À la campagne
Le soleil était déjà haut dans le ciel quand mes porteurs me déposèrent devant une petite hutte, d’aspect assez misérable. La femme qui m’accompagnait descendit de sa filanza, me faisant signe d’en faire autant et de la suivre. Nous marchâmes pendant vingt minutes environ et nous arrivâmes devant une maison assez grande, surmontée d’un toit aigu, que dépassaient, sur chaque pignon, deux perches croisées se dressant vers le ciel. Ce toit surplombait de beaucoup la maison et était soutenu tout autour par des piliers de bois. Sur cette sorte de vérandah s’ouvraient les portes du rez-de-chaussée et les fenêtres du premier étage. C’est ainsi du reste que sont construites la plupart des cases à Madagascar, depuis la plus grande jusqu’à la plus petite. Cette maison était celle de la reine qui m’attendait et vint au-devant de moi.
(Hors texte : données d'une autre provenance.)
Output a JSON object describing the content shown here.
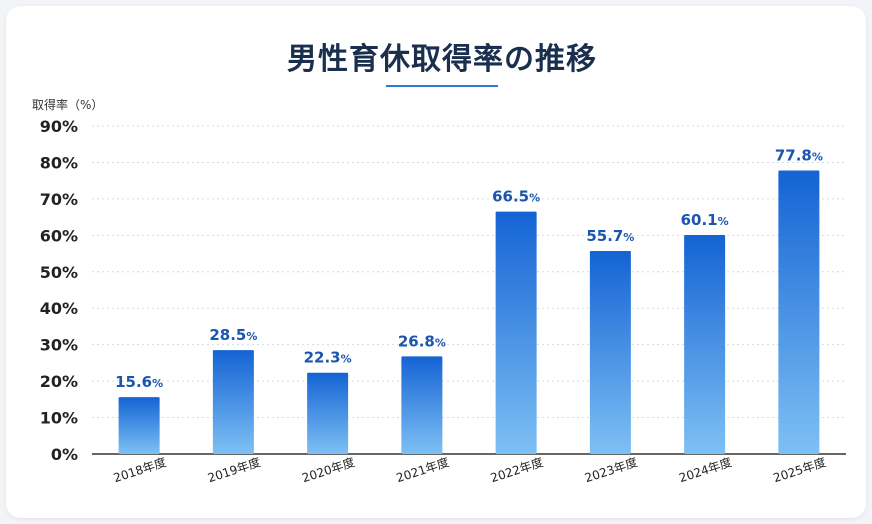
{
  "chart_data": {
    "type": "bar",
    "title": "男性育休取得率の推移",
    "ylabel": "取得率（%）",
    "xlabel": "",
    "ylim": [
      0,
      90
    ],
    "yticks": [
      "0%",
      "10%",
      "20%",
      "30%",
      "40%",
      "50%",
      "60%",
      "70%",
      "80%",
      "90%"
    ],
    "categories": [
      "2018年度",
      "2019年度",
      "2020年度",
      "2021年度",
      "2022年度",
      "2023年度",
      "2024年度",
      "2025年度"
    ],
    "values": [
      15.6,
      28.5,
      22.3,
      26.8,
      66.5,
      55.7,
      60.1,
      77.8
    ],
    "value_labels": [
      "15.6",
      "28.5",
      "22.3",
      "26.8",
      "66.5",
      "55.7",
      "60.1",
      "77.8"
    ],
    "value_unit": "%",
    "grid": true,
    "colors": {
      "bar_top": "#1463d4",
      "bar_bottom": "#7ec0f4",
      "label": "#1a55b0",
      "title": "#1a2f4d",
      "grid": "#d6dbe3",
      "axis": "#333333"
    }
  }
}
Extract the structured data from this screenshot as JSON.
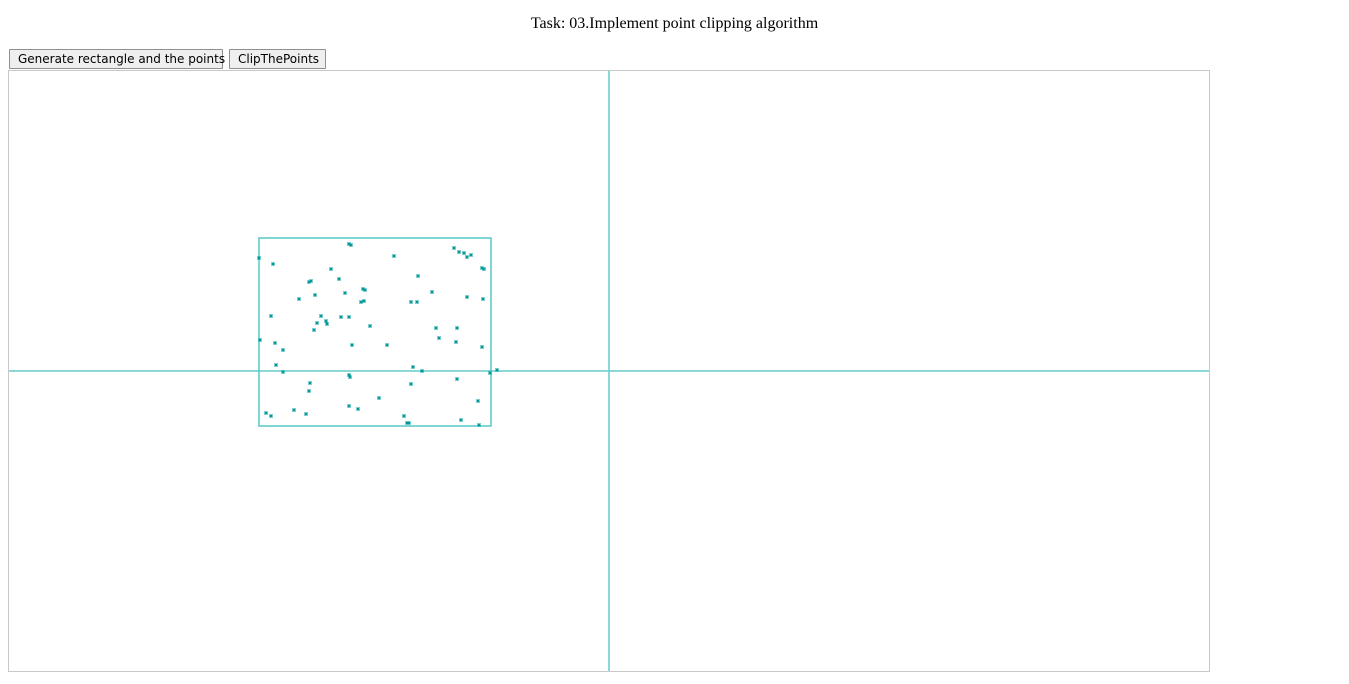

Elle m’entraîna dans le jardin qui entourait la maison. Ce jardin devait beaucoup moins à l’art qu’à la nature : tout y poussait à l’abandon, un chou à côté d’une rose. Cette dernière fleur pourtant était l’objet de quelques soins, car la reine l’aime beaucoup.
Mais ce qui faisait le principal ornement de ce lieu, c’étaient des lianes énormes qui s’élançaient à l’assaut des arbres les plus élevés, les entourant d’une draperie d’une richesse incomparable. Leurs tiges puissantes disparaissaient sous des feuilles larges comme mes deux mains, et de toutes les couleurs : pourpre, bleu, grenat, violet, jaune d’or, d’un tissu velouté dont la peluche la plus chatoyante ne peut donner qu’une faible idée. Ces feuilles étaient coupées de nervures de tons variés qui ajoutaient encore à leur effet. Il n’y a pas de fleurs à cette plante, ou plutôt je n’en vis pas, mais aucune fleur n’aurait pu lui donner plus de magnificence. Je ne pouvais en détacher mes yeux. Un autre arbrisseau dont la vue m’enchanta, ce fut une fougère, à laquelle je donnai le nom de « fougère magique ». Son feuillage, finement découpé et comme saupoudré de poussière d’or et de poussière de diamant, change de couleur selon la saison, l’heure de la journée, et traduit, par ses différents aspects, les variations de la température ; rien n’est plus curieux et plus joli.
L’art des jardins n’est pas complètement inconnu à Tananarive et l’habitation que M. Laborde s’était fait construire à Soutsimanampiovana, à huit lieues de la capitale, était entourée de jardins superbes, où il cultivait toute espèce de plantes, de fruits et de légumes d’Europe.
Du reste je n’étais pas occupé de ces détails ; j’avais l’esprit tendu sur ce que la reine pouvait avoir à me dire au sujet des affaires, et je groupais dans ma mémoire les arguments que je pourrais lui présenter pour faire triompher ma cause, c’est-à-dire celle de la France.
J’avais commencé par l’interroger sur sa santé, et constaté avec satisfaction que les conseils que je lui avais donnés continuaient à produire un effet favorable. Elle était gaie et tout à fait fraîche dans sa robe de mousseline blanche brodée, garnie de nœuds roses.
Nous longions un joli petit ruisseau qui formait de mignonnes cascades entre les pierres, et nous allions aborder le terrain de la politique lorsque la reine, s’interrompant tout à coup et quittant mon côté, s’élança vers le ruisseau.
– Est-ce que ce n’est pas du cresson ? me demanda-t-elle en me montrant des tiges vertes qui se dressaient sur le bord.
C’était du cresson en effet.
– Si nous en cueillions un peu, reprit la reine.
Et nous voilà tous deux arrachant des poignées de cresson ; mais celui du bord était un peu avancé ; il fallait atteindre les touffes qui croissaient au milieu de l’eau. Bravement je me déchaussai et j’entrai dans la rivière, pendant que la reine, s’avançant le plus qu’elle pouvait, posait ses deux petits pieds, chaussés de souliers mordorés à boucles de stras, sur deux pierres branlantes, relevant d’une main sa jupe de mousseline et de l’autre cherchant à cueillir les tiges qui baignaient dans l’eau. Mais à peine en avait-elle saisi une que, sentant qu’elle perdait l’équilibre, elle la lâchait bien vite en poussant un éclat de rire, pour agripper une branche ou bien pour saisir la main que je lui tendais. Elle riait, la pauvre reine, comme cela ne lui était peut-être jamais arrivé, même dans sa petite enfance : elle se sentait heureuse ; elle n’était plus qu’une simple femme : elle se laissait aller au plaisir de vivre, et elle oubliait pour un instant les préoccupations de la politique et surtout les chagrins de la maison conjugale, où jamais ne devait sonner un joyeux rire d’enfant, provoquant le sien.